What Distinguished Lee From All Others

I recently had a conversation with another acting teacher and brought up the concept of Private Moments: what they are and how they are achieved. His response was to talk about the “fourth wall” and how it blocks out the audience allowing for public privacy.

I agreed that the fourth wall is important, but emphasized that by itself it could not be counted on to establish the sought after privacy. Lee Strasberg also taught the use of the fourth wall, but for very different reasons. He showed us that the set designer can only give us 3 walls in a proscenium arch theatre yet we must live and behave within four walls.

In classroom work, when a Private Moment is assigned, the student is taught to create the place in which the Private Moment is usually done in great detail. Of course this includes all four walls. It is the intense concentration on many details simultaneously that so engrosses the actor that s/he is consumed by it and becomes publicly private. When this lesson is learned, the actor can apply that same concentration to any other creative effort to achieve the same sense of privacy. In other words, working on a substitution, a personal object, an overall sensation or any other creative, sensory task will bring the actor the same result. It is the focus and concentration, not the fourth wall, that gives the sense of privacy. Yes, if an actor is focused on the fourth wall it might get him to same place, but without extensive detail it won’t happen every time.
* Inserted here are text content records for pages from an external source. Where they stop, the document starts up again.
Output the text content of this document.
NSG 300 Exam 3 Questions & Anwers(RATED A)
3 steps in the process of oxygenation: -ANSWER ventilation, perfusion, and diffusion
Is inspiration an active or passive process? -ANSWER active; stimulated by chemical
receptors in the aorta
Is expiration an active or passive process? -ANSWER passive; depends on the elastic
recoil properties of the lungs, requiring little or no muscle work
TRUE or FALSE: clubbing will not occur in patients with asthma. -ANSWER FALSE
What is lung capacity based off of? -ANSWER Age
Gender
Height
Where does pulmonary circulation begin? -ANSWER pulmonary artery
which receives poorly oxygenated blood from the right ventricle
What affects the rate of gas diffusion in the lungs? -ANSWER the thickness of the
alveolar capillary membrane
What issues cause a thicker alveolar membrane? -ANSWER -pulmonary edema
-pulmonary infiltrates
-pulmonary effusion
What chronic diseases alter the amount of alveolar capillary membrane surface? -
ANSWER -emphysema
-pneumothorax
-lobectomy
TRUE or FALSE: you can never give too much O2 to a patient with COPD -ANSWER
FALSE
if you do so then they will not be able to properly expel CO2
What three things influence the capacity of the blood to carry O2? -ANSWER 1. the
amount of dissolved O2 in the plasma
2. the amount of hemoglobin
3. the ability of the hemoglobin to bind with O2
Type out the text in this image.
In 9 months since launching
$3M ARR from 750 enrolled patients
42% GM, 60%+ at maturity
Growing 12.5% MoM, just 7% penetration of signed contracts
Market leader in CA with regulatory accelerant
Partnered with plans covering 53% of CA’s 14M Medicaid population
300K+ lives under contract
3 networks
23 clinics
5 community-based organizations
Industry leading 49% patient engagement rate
The other teacher’s response was to immediately say “well, there are many ways to get to the same place. I use and teach the fourth wall”. Therein lies the great difference. Lee read, studied, and knew how the actor’s instrument works. He understood exactly what was at work within an actors creative effort. There is no “hit or miss” with the craft he taught. Other teachers taught what they knew from anecdotal, personal experience. These wonderful teachers often inspired and encouraged their students to wonderful work. There is no denying their contributions and insights. But Lee Strasberg was unique in his intellectual curiosity as to what actually took place within the actor herself that brought heightened experience, fuller expression, and very importantly, an ability to be able to repeat this eight times a week. Lee knew from the available social science research of the day what was actually happening. An actor describing his work after presenting a scene at The Actors Studio might say that s/he was working on the fourth wall, but if Lee saw that the effort was successful he took the time to explain to the actor why it worked so that s/he could repeat it. If it didn’t work, Lee would often walk an actor through the process so that s/he could experience, and therefore learn how to do it eight times a week. Lee Strasberg gave us knowledge as well as craft.